Anaesthesia and Critical Care Department B, Saint Eloi Teaching Hospital, Unité INSERM U1046, Université Montpellier 1, Centre Hospitalier Universitaire Montpellier, Montpellier, France.
Anaesthesia. 2012 Sep;67(9):999-1008. doi: 10.1111/j.1365-2044.2012.07218.x.
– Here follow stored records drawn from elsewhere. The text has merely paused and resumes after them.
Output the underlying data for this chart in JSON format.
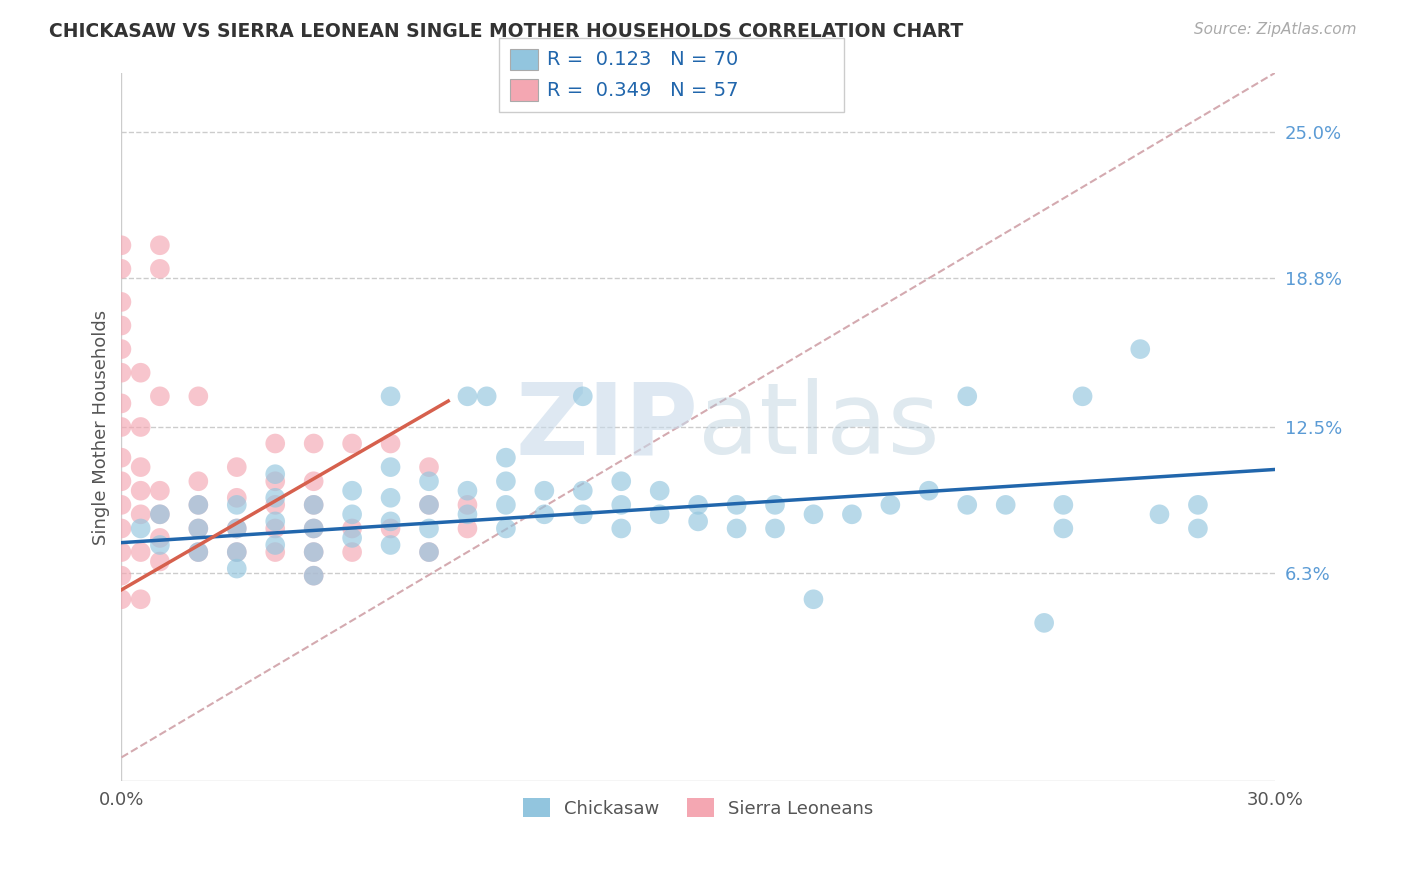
{
  "title": "CHICKASAW VS SIERRA LEONEAN SINGLE MOTHER HOUSEHOLDS CORRELATION CHART",
  "source": "Source: ZipAtlas.com",
  "ylabel": "Single Mother Households",
  "xlim": [
    0.0,
    0.3
  ],
  "ylim": [
    -0.025,
    0.275
  ],
  "ytick_labels": [
    "6.3%",
    "12.5%",
    "18.8%",
    "25.0%"
  ],
  "ytick_positions": [
    0.063,
    0.125,
    0.188,
    0.25
  ],
  "legend_label1": "Chickasaw",
  "legend_label2": "Sierra Leoneans",
  "color_blue": "#92c5de",
  "color_pink": "#f4a7b2",
  "color_blue_line": "#2166ac",
  "color_pink_line": "#d6604d",
  "color_diag": "#d4aab0",
  "blue_line_x0": 0.0,
  "blue_line_y0": 0.076,
  "blue_line_x1": 0.3,
  "blue_line_y1": 0.107,
  "pink_line_x0": 0.0,
  "pink_line_y0": 0.056,
  "pink_line_x1": 0.085,
  "pink_line_y1": 0.136,
  "blue_scatter": [
    [
      0.005,
      0.082
    ],
    [
      0.01,
      0.075
    ],
    [
      0.01,
      0.088
    ],
    [
      0.02,
      0.072
    ],
    [
      0.02,
      0.082
    ],
    [
      0.02,
      0.092
    ],
    [
      0.03,
      0.072
    ],
    [
      0.03,
      0.082
    ],
    [
      0.03,
      0.092
    ],
    [
      0.03,
      0.065
    ],
    [
      0.04,
      0.075
    ],
    [
      0.04,
      0.085
    ],
    [
      0.04,
      0.095
    ],
    [
      0.04,
      0.105
    ],
    [
      0.05,
      0.072
    ],
    [
      0.05,
      0.082
    ],
    [
      0.05,
      0.092
    ],
    [
      0.05,
      0.062
    ],
    [
      0.06,
      0.078
    ],
    [
      0.06,
      0.088
    ],
    [
      0.06,
      0.098
    ],
    [
      0.07,
      0.075
    ],
    [
      0.07,
      0.085
    ],
    [
      0.07,
      0.095
    ],
    [
      0.07,
      0.108
    ],
    [
      0.07,
      0.138
    ],
    [
      0.08,
      0.072
    ],
    [
      0.08,
      0.082
    ],
    [
      0.08,
      0.092
    ],
    [
      0.08,
      0.102
    ],
    [
      0.09,
      0.088
    ],
    [
      0.09,
      0.098
    ],
    [
      0.09,
      0.138
    ],
    [
      0.095,
      0.138
    ],
    [
      0.1,
      0.082
    ],
    [
      0.1,
      0.092
    ],
    [
      0.1,
      0.102
    ],
    [
      0.1,
      0.112
    ],
    [
      0.11,
      0.088
    ],
    [
      0.11,
      0.098
    ],
    [
      0.12,
      0.088
    ],
    [
      0.12,
      0.098
    ],
    [
      0.12,
      0.138
    ],
    [
      0.13,
      0.082
    ],
    [
      0.13,
      0.092
    ],
    [
      0.13,
      0.102
    ],
    [
      0.14,
      0.088
    ],
    [
      0.14,
      0.098
    ],
    [
      0.15,
      0.092
    ],
    [
      0.15,
      0.085
    ],
    [
      0.16,
      0.092
    ],
    [
      0.16,
      0.082
    ],
    [
      0.17,
      0.092
    ],
    [
      0.17,
      0.082
    ],
    [
      0.18,
      0.088
    ],
    [
      0.18,
      0.052
    ],
    [
      0.19,
      0.088
    ],
    [
      0.2,
      0.092
    ],
    [
      0.21,
      0.098
    ],
    [
      0.22,
      0.138
    ],
    [
      0.22,
      0.092
    ],
    [
      0.23,
      0.092
    ],
    [
      0.24,
      0.042
    ],
    [
      0.245,
      0.092
    ],
    [
      0.245,
      0.082
    ],
    [
      0.25,
      0.138
    ],
    [
      0.265,
      0.158
    ],
    [
      0.27,
      0.088
    ],
    [
      0.28,
      0.092
    ],
    [
      0.28,
      0.082
    ]
  ],
  "pink_scatter": [
    [
      0.0,
      0.052
    ],
    [
      0.0,
      0.062
    ],
    [
      0.0,
      0.072
    ],
    [
      0.0,
      0.082
    ],
    [
      0.0,
      0.092
    ],
    [
      0.0,
      0.102
    ],
    [
      0.0,
      0.112
    ],
    [
      0.0,
      0.125
    ],
    [
      0.0,
      0.135
    ],
    [
      0.0,
      0.148
    ],
    [
      0.0,
      0.158
    ],
    [
      0.0,
      0.168
    ],
    [
      0.0,
      0.178
    ],
    [
      0.0,
      0.192
    ],
    [
      0.0,
      0.202
    ],
    [
      0.005,
      0.052
    ],
    [
      0.005,
      0.072
    ],
    [
      0.005,
      0.088
    ],
    [
      0.005,
      0.098
    ],
    [
      0.005,
      0.108
    ],
    [
      0.005,
      0.125
    ],
    [
      0.005,
      0.148
    ],
    [
      0.01,
      0.068
    ],
    [
      0.01,
      0.078
    ],
    [
      0.01,
      0.088
    ],
    [
      0.01,
      0.098
    ],
    [
      0.01,
      0.138
    ],
    [
      0.01,
      0.192
    ],
    [
      0.01,
      0.202
    ],
    [
      0.02,
      0.072
    ],
    [
      0.02,
      0.082
    ],
    [
      0.02,
      0.092
    ],
    [
      0.02,
      0.102
    ],
    [
      0.02,
      0.138
    ],
    [
      0.03,
      0.072
    ],
    [
      0.03,
      0.082
    ],
    [
      0.03,
      0.095
    ],
    [
      0.03,
      0.108
    ],
    [
      0.04,
      0.072
    ],
    [
      0.04,
      0.082
    ],
    [
      0.04,
      0.092
    ],
    [
      0.04,
      0.102
    ],
    [
      0.04,
      0.118
    ],
    [
      0.05,
      0.062
    ],
    [
      0.05,
      0.072
    ],
    [
      0.05,
      0.082
    ],
    [
      0.05,
      0.092
    ],
    [
      0.05,
      0.102
    ],
    [
      0.05,
      0.118
    ],
    [
      0.06,
      0.072
    ],
    [
      0.06,
      0.082
    ],
    [
      0.06,
      0.118
    ],
    [
      0.07,
      0.082
    ],
    [
      0.07,
      0.118
    ],
    [
      0.08,
      0.072
    ],
    [
      0.08,
      0.092
    ],
    [
      0.08,
      0.108
    ],
    [
      0.09,
      0.082
    ],
    [
      0.09,
      0.092
    ]
  ]
}
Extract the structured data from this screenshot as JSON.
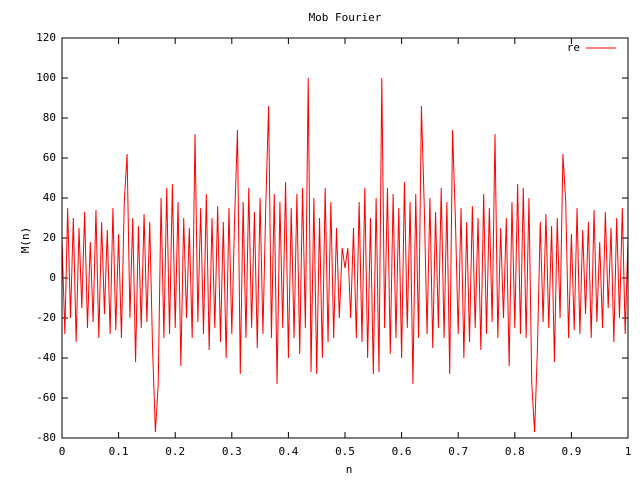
{
  "chart_data": {
    "type": "line",
    "title": "Mob Fourier",
    "x_label": "n",
    "y_label": "M(n)",
    "xlim": [
      0,
      1
    ],
    "ylim": [
      -80,
      120
    ],
    "xticks": [
      0,
      0.1,
      0.2,
      0.3,
      0.4,
      0.5,
      0.6,
      0.7,
      0.8,
      0.9,
      1
    ],
    "yticks": [
      -80,
      -60,
      -40,
      -20,
      0,
      20,
      40,
      60,
      80,
      100,
      120
    ],
    "grid": false,
    "legend": "top-right",
    "x": [
      0,
      0.005,
      0.01,
      0.015,
      0.02,
      0.025,
      0.03,
      0.035,
      0.04,
      0.045,
      0.05,
      0.055,
      0.06,
      0.065,
      0.07,
      0.075,
      0.08,
      0.085,
      0.09,
      0.095,
      0.1,
      0.105,
      0.11,
      0.115,
      0.12,
      0.125,
      0.13,
      0.135,
      0.14,
      0.145,
      0.15,
      0.155,
      0.16,
      0.165,
      0.17,
      0.175,
      0.18,
      0.185,
      0.19,
      0.195,
      0.2,
      0.205,
      0.21,
      0.215,
      0.22,
      0.225,
      0.23,
      0.235,
      0.24,
      0.245,
      0.25,
      0.255,
      0.26,
      0.265,
      0.27,
      0.275,
      0.28,
      0.285,
      0.29,
      0.295,
      0.3,
      0.305,
      0.31,
      0.315,
      0.32,
      0.325,
      0.33,
      0.335,
      0.34,
      0.345,
      0.35,
      0.355,
      0.36,
      0.365,
      0.37,
      0.375,
      0.38,
      0.385,
      0.39,
      0.395,
      0.4,
      0.405,
      0.41,
      0.415,
      0.42,
      0.425,
      0.43,
      0.435,
      0.44,
      0.445,
      0.45,
      0.455,
      0.46,
      0.465,
      0.47,
      0.475,
      0.48,
      0.485,
      0.49,
      0.495,
      0.5,
      0.505,
      0.51,
      0.515,
      0.52,
      0.525,
      0.53,
      0.535,
      0.54,
      0.545,
      0.55,
      0.555,
      0.56,
      0.565,
      0.57,
      0.575,
      0.58,
      0.585,
      0.59,
      0.595,
      0.6,
      0.605,
      0.61,
      0.615,
      0.62,
      0.625,
      0.63,
      0.635,
      0.64,
      0.645,
      0.65,
      0.655,
      0.66,
      0.665,
      0.67,
      0.675,
      0.68,
      0.685,
      0.69,
      0.695,
      0.7,
      0.705,
      0.71,
      0.715,
      0.72,
      0.725,
      0.73,
      0.735,
      0.74,
      0.745,
      0.75,
      0.755,
      0.76,
      0.765,
      0.77,
      0.775,
      0.78,
      0.785,
      0.79,
      0.795,
      0.8,
      0.805,
      0.81,
      0.815,
      0.82,
      0.825,
      0.83,
      0.835,
      0.84,
      0.845,
      0.85,
      0.855,
      0.86,
      0.865,
      0.87,
      0.875,
      0.88,
      0.885,
      0.89,
      0.895,
      0.9,
      0.905,
      0.91,
      0.915,
      0.92,
      0.925,
      0.93,
      0.935,
      0.94,
      0.945,
      0.95,
      0.955,
      0.96,
      0.965,
      0.97,
      0.975,
      0.98,
      0.985,
      0.99,
      0.995,
      1
    ],
    "series": [
      {
        "name": "re",
        "color": "#ff0000",
        "values": [
          20,
          -28,
          35,
          -20,
          30,
          -32,
          25,
          -15,
          33,
          -25,
          18,
          -22,
          34,
          -30,
          28,
          -18,
          24,
          -28,
          35,
          -26,
          22,
          -30,
          38,
          62,
          -20,
          30,
          -42,
          26,
          -25,
          32,
          -22,
          28,
          -35,
          -77,
          -53,
          40,
          -30,
          45,
          -28,
          47,
          -25,
          38,
          -44,
          30,
          -20,
          25,
          -30,
          72,
          -22,
          35,
          -28,
          42,
          -36,
          30,
          -25,
          36,
          -32,
          28,
          -40,
          35,
          -28,
          30,
          74,
          -48,
          38,
          -30,
          45,
          -25,
          33,
          -35,
          40,
          -28,
          36,
          86,
          -30,
          42,
          -53,
          38,
          -25,
          48,
          -40,
          35,
          -30,
          42,
          -38,
          45,
          -25,
          100,
          -47,
          40,
          -48,
          30,
          -40,
          45,
          -32,
          38,
          -30,
          25,
          -20,
          15,
          5,
          15,
          -20,
          25,
          -30,
          38,
          -32,
          45,
          -40,
          30,
          -48,
          40,
          -47,
          100,
          -25,
          45,
          -38,
          42,
          -30,
          35,
          -40,
          48,
          -25,
          38,
          -53,
          42,
          -30,
          86,
          36,
          -28,
          40,
          -35,
          33,
          -25,
          45,
          -30,
          38,
          -48,
          74,
          30,
          -28,
          35,
          -40,
          28,
          -32,
          36,
          -25,
          30,
          -36,
          42,
          -28,
          35,
          -22,
          72,
          -30,
          25,
          -20,
          30,
          -44,
          38,
          -25,
          47,
          -28,
          45,
          -30,
          40,
          -53,
          -77,
          -35,
          28,
          -22,
          32,
          -25,
          26,
          -42,
          30,
          -20,
          62,
          38,
          -30,
          22,
          -26,
          35,
          -28,
          24,
          -18,
          28,
          -30,
          34,
          -22,
          18,
          -25,
          33,
          -15,
          25,
          -32,
          30,
          -20,
          35,
          -28,
          20
        ]
      }
    ]
  }
}
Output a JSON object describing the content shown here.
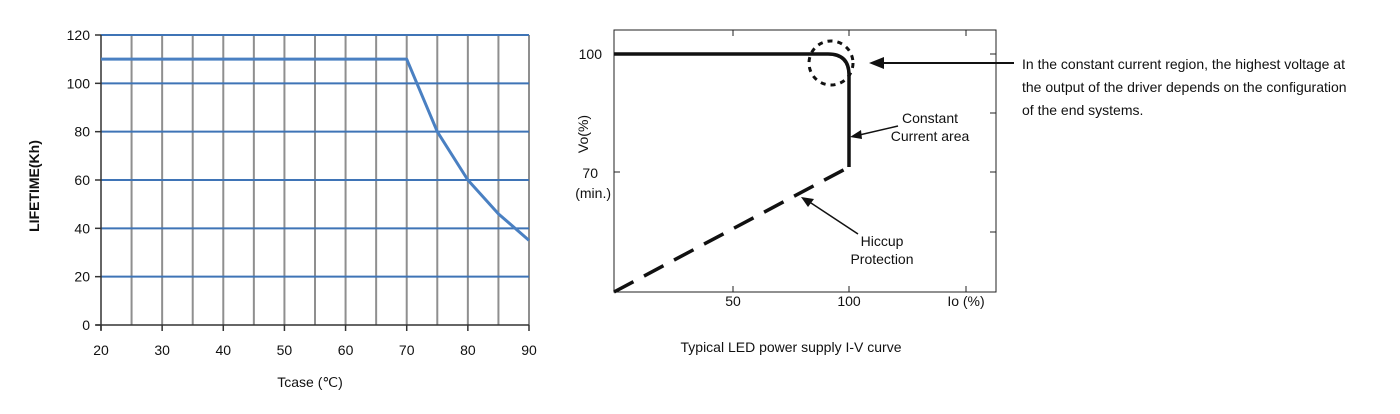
{
  "charts": {
    "lifetime": {
      "ylabel": "LIFETIME(Kh)",
      "xlabel": "Tcase (℃)"
    },
    "iv": {
      "caption": "Typical LED power supply I-V curve",
      "y_tick_100": "100",
      "y_tick_70": "70",
      "y_tick_min": "(min.)",
      "y_axis_label": "Vo(%)",
      "x_axis_unit_label": "Io (%)",
      "annotation_cc_line1": "Constant",
      "annotation_cc_line2": "Current area",
      "annotation_hiccup_line1": "Hiccup",
      "annotation_hiccup_line2": "Protection",
      "note_lines": [
        "In the constant current region, the highest voltage at",
        "the output of the driver depends on the configuration",
        "of the end systems."
      ]
    }
  },
  "chart_data": [
    {
      "type": "line",
      "xlabel": "Tcase (℃)",
      "ylabel": "LIFETIME(Kh)",
      "xlim": [
        20,
        90
      ],
      "ylim": [
        0,
        120
      ],
      "xticks": [
        20,
        30,
        40,
        50,
        60,
        70,
        80,
        90
      ],
      "yticks": [
        0,
        20,
        40,
        60,
        80,
        100,
        120
      ],
      "grid": true,
      "line_color": "#4a80c2",
      "grid_h_color": "#3f74b6",
      "grid_v_color": "#8f8f8f",
      "series": [
        {
          "x": [
            20,
            70,
            75,
            80,
            85,
            90
          ],
          "y": [
            110,
            110,
            80,
            60,
            46,
            35
          ]
        }
      ]
    },
    {
      "type": "line",
      "title": "Typical LED power supply I-V curve",
      "xlabel": "Io (%)",
      "ylabel": "Vo(%)",
      "xticks": [
        50,
        100
      ],
      "yticks": [
        70,
        100
      ],
      "xlim": [
        0,
        150
      ],
      "ylim": [
        45,
        105
      ],
      "series": [
        {
          "style": "solid",
          "x": [
            0,
            90,
            100,
            100
          ],
          "y": [
            100,
            100,
            97,
            70
          ]
        },
        {
          "style": "dashed",
          "x": [
            0,
            100
          ],
          "y": [
            45,
            70
          ]
        }
      ]
    }
  ]
}
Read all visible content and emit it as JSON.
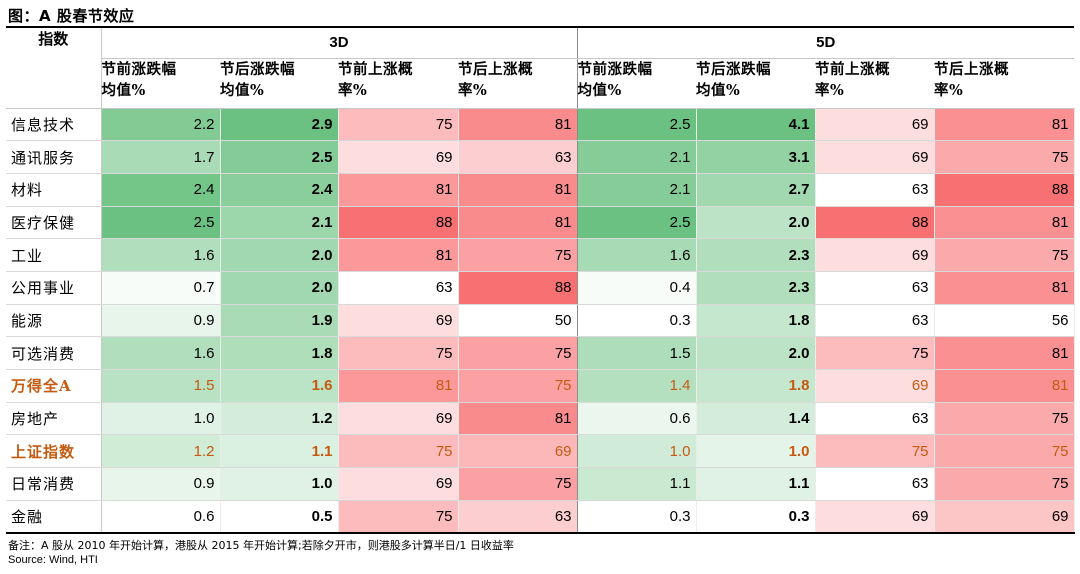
{
  "title": "图：A 股春节效应",
  "table": {
    "row_header": "指数",
    "groups": [
      "3D",
      "5D"
    ],
    "metrics": [
      [
        "节前涨跌幅",
        "均值%"
      ],
      [
        "节后涨跌幅",
        "均值%"
      ],
      [
        "节前上涨概",
        "率%"
      ],
      [
        "节后上涨概",
        "率%"
      ],
      [
        "节前涨跌幅",
        "均值%"
      ],
      [
        "节后涨跌幅",
        "均值%"
      ],
      [
        "节前上涨概",
        "率%"
      ],
      [
        "节后上涨概",
        "率%"
      ]
    ]
  },
  "chart_data": {
    "type": "table",
    "title": "图：A 股春节效应",
    "groups": [
      "3D",
      "5D"
    ],
    "columns": [
      "节前涨跌幅均值%",
      "节后涨跌幅均值%",
      "节前上涨概率%",
      "节后上涨概率%"
    ],
    "rows": [
      {
        "name": "信息技术",
        "values": [
          "2.2",
          "2.9",
          "75",
          "81",
          "2.5",
          "4.1",
          "69",
          "81"
        ]
      },
      {
        "name": "通讯服务",
        "values": [
          "1.7",
          "2.5",
          "69",
          "63",
          "2.1",
          "3.1",
          "69",
          "75"
        ]
      },
      {
        "name": "材料",
        "values": [
          "2.4",
          "2.4",
          "81",
          "81",
          "2.1",
          "2.7",
          "63",
          "88"
        ]
      },
      {
        "name": "医疗保健",
        "values": [
          "2.5",
          "2.1",
          "88",
          "81",
          "2.5",
          "2.0",
          "88",
          "81"
        ]
      },
      {
        "name": "工业",
        "values": [
          "1.6",
          "2.0",
          "81",
          "75",
          "1.6",
          "2.3",
          "69",
          "75"
        ]
      },
      {
        "name": "公用事业",
        "values": [
          "0.7",
          "2.0",
          "63",
          "88",
          "0.4",
          "2.3",
          "63",
          "81"
        ]
      },
      {
        "name": "能源",
        "values": [
          "0.9",
          "1.9",
          "69",
          "50",
          "0.3",
          "1.8",
          "63",
          "56"
        ]
      },
      {
        "name": "可选消费",
        "values": [
          "1.6",
          "1.8",
          "75",
          "75",
          "1.5",
          "2.0",
          "75",
          "81"
        ]
      },
      {
        "name": "万得全A",
        "values": [
          "1.5",
          "1.6",
          "81",
          "75",
          "1.4",
          "1.8",
          "69",
          "81"
        ],
        "highlight": true
      },
      {
        "name": "房地产",
        "values": [
          "1.0",
          "1.2",
          "69",
          "81",
          "0.6",
          "1.4",
          "63",
          "75"
        ]
      },
      {
        "name": "上证指数",
        "values": [
          "1.2",
          "1.1",
          "75",
          "69",
          "1.0",
          "1.0",
          "75",
          "75"
        ],
        "highlight": true
      },
      {
        "name": "日常消费",
        "values": [
          "0.9",
          "1.0",
          "69",
          "75",
          "1.1",
          "1.1",
          "63",
          "75"
        ]
      },
      {
        "name": "金融",
        "values": [
          "0.6",
          "0.5",
          "75",
          "63",
          "0.3",
          "0.3",
          "69",
          "69"
        ]
      }
    ]
  },
  "colors": {
    "green_high": "#63be7b",
    "red_high": "#f8696b",
    "low": "#ffffff",
    "highlight_text": "#c55a11"
  },
  "footer": {
    "note": "备注：A 股从 2010 年开始计算，港股从 2015 年开始计算;若除夕开市，则港股多计算半日/1 日收益率",
    "source": "Source: Wind, HTI"
  }
}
Epub 2012 Jun 18.
We conducted an observational prospective multicenter study to describe the practices of mechanical ventilation, to determine the incidence of use of large intra-operative tidal volumes (≥10 ml.kg(-1) of ideal body weight) and to identify patient factors associated with this practice. Of the 2960 patients studied in 97 anaesthesia units from 49 hospitals, volume controlled mode was the most commonly used (85%). The mean (SD) tidal volume was 533 (82) ml; 7.7 (1.3) ml.kg(-1) (actual weight) and 8.8 (1.4) ml.kg(-1) (ideal body weight)). The lungs of 381 (18%) patients were ventilated with a tidal volume>10 ml.kg(-1) ideal body weight. Being female (OR 5.58 (95% CI 4.20-7.43)) and by logistic regression, underweight (OR 0.06 (95% CI 0.01-0.45)), overweight (OR 1.98 (95% CI 1.49-2.65)), obese (OR 5.02 (95% CI 3.51-7.16)), severely obese (OR 10.12 (95% CI 5.79-17.68)) and morbidly obese (OR 14.49 (95% CI 6.99-30.03)) were the significant (p ≤ 0.005) independent factors for the use of large tidal volumes during anaesthesia.
我们进行了一项观察性前瞻性多中心研究,以描述机械通气的实践,确定术中使用大潮气量(≥10ml/kg理想体重)的发生率,并确定与该实践相关的患者因素。在 49 家医院的 97 个麻醉单位研究的 2960 名患者中,容量控制模式最常用(85%)。潮气量的平均值(标准差)为 533(82)ml;7.7(1.3)ml/kg(实际体重)和 8.8(1.4)ml/kg(理想体重)。381 名(18%)患者的肺以潮气量>10ml/kg理想体重通气。女性(比值比 5.58(95%置信区间 4.20-7.43))和逻辑回归,体重过轻(比值比 0.06(95%置信区间 0.01-0.45))、超重(比值比 1.98(95%置信区间 1.49-2.65))、肥胖(比值比 5.02(95%置信区间 3.51-7.16))、重度肥胖(比值比 10.12(95%置信区间 5.79-17.68))和病态肥胖(比值比 14.49(95%置信区间 6.99-30.03))是麻醉期间使用大潮气量的显著(p≤0.005)独立因素。